Stray lights from the rave gleamed on the heavy silver watch wrapped around the wrist holding her helmet down.

She kept her gaze on the watch. ‘Let go.’

‘You need to go home.’ His voice, warm and confident, sent a shiver up her spine. 

Vlad jerked the helmet from under his grip. ‘It’s not my home.’

His hand was back on the helmet, a quick motion, before she could raise it more than halfway to her head. And this time, there was weight behind it. Not much, but enough she strained to keep the carbon and nano-enhanced dome off Ximisthus’s green-striped battery cover.

‘Go home, Ana.’ He leaned closer, putting more force into the words.

Another jerk, sideways this time. The helmet popped out from under his hand, and Yu Zixin came with it, stumbling just a fraction until he was leaning over the bike, sharing her space, her breath. 

Vlad leaned back, suddenly wishing she was off the bike. Her gut twisted harder at the warm, soap scent invading her nostrils, the hint of sandalwood twisting through it. 

Anger rose, hot and heavy. First Elwood with his dirty, disrespectful mouth, and now Yu Zixin, in her space, sharing her air. Using that name.

She hissed—a long, drawn out expulsion of the ire turning her gut to acid—planted her hand over Yu Zixin’s perfectly sculpted face, and shoved.

He half-stumbled, entire body lurching backward, one hand cutting upward to throw off hers, the other flung out for balance.

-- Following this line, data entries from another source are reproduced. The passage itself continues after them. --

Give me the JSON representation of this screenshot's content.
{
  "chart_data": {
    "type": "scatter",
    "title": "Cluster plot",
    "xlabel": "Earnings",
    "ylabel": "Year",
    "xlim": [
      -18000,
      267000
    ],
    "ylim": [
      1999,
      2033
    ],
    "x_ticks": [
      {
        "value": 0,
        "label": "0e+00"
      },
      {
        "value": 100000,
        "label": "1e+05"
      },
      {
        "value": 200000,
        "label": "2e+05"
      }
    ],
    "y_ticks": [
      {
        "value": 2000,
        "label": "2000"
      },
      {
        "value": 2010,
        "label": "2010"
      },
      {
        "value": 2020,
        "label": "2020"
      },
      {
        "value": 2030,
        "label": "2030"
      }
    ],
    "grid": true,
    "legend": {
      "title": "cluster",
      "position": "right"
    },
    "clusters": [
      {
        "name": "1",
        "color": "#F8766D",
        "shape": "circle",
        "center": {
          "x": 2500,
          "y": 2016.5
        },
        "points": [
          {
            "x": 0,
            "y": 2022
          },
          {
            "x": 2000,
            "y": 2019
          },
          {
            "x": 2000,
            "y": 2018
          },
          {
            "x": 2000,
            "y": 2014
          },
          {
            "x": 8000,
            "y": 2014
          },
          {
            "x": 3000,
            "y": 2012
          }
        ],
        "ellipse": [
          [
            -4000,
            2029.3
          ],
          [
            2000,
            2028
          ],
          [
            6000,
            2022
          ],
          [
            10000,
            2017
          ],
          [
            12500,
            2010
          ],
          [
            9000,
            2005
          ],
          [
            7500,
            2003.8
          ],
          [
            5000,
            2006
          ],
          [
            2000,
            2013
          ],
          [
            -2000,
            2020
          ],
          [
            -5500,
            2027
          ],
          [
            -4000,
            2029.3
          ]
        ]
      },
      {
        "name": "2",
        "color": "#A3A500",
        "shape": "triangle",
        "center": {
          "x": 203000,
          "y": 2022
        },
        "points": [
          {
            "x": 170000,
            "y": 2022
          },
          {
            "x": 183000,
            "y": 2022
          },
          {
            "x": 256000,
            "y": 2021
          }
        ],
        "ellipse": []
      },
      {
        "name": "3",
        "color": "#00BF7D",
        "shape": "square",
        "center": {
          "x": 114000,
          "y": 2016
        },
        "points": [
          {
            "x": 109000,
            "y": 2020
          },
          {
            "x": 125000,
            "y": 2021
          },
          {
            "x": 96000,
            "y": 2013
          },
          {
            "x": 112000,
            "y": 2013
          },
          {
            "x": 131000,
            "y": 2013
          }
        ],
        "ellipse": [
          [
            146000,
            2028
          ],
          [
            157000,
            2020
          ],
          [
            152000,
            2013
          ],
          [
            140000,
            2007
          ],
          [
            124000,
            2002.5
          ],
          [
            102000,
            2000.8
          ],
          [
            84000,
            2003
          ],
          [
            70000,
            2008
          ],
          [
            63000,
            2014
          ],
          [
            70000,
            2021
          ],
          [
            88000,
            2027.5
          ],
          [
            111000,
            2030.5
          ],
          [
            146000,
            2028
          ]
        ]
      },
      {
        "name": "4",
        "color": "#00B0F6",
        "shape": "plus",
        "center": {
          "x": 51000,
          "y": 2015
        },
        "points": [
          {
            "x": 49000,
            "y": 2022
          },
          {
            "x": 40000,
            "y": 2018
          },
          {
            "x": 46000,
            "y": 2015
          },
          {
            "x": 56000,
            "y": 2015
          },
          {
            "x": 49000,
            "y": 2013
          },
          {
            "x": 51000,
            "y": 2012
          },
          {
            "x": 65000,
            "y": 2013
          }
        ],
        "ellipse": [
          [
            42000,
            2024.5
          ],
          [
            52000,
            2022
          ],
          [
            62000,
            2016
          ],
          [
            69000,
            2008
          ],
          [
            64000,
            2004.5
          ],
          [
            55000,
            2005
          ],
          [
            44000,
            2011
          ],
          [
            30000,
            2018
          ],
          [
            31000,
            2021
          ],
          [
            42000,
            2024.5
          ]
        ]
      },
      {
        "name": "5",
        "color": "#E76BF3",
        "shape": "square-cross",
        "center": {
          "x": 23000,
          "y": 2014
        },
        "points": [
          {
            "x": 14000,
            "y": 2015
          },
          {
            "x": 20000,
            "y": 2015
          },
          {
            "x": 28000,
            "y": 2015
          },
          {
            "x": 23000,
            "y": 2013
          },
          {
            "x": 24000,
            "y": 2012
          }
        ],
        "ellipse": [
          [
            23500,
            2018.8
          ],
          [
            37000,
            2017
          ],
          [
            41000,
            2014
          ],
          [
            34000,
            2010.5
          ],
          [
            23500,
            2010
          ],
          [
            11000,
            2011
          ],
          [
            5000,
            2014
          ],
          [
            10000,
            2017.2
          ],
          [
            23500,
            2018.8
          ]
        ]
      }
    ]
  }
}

It was Yu Zixin’s turn for anger then, for indignation to twist his lips and furrow his golden brow. It was just a few seconds, but she was shoving the helmet over her head before he regained his balance.

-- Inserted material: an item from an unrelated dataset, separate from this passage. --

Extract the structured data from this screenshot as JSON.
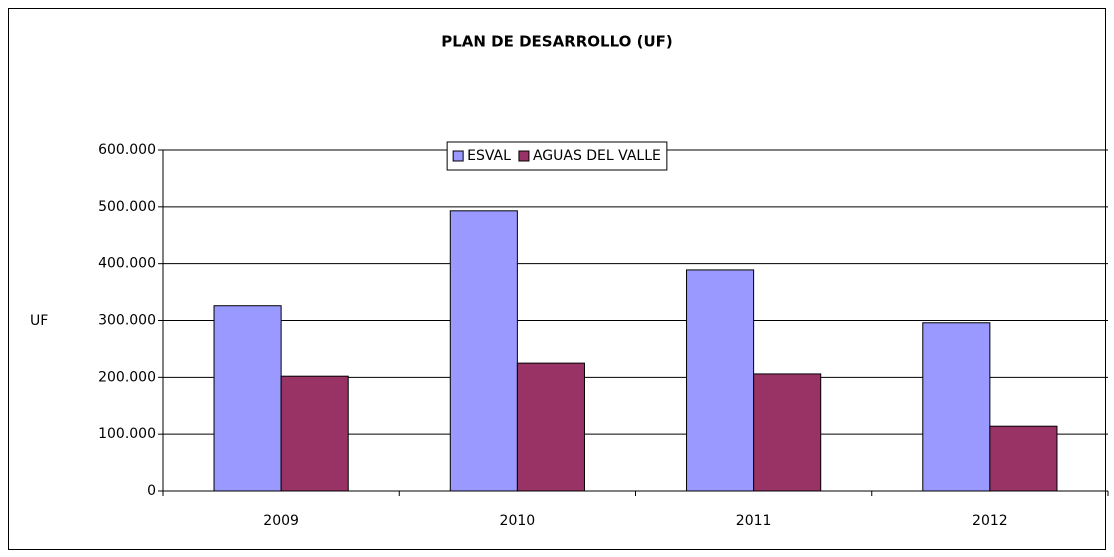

He glared at her, and fury made sparks light up his eyes, the dark bronze a fathomless black in the half-light.

Yu Zixin snarled. ‘Ana—’

She twisted the throttle and Ximisthus roared, drowning that name and whatever else was on his lips. Whatever admonishment, whatever curses or threats or promises; whatever words Grandmother had commanded him to parrot.

His shoulders twisted, his legs tensed, but before he could lurch forward in one of those curiously quick movements, Vlad was gone; gravel spraying, Ximisthus’s rear tyre fishtailing as she poured on the juice and left Yu Zixin spitting in the dark.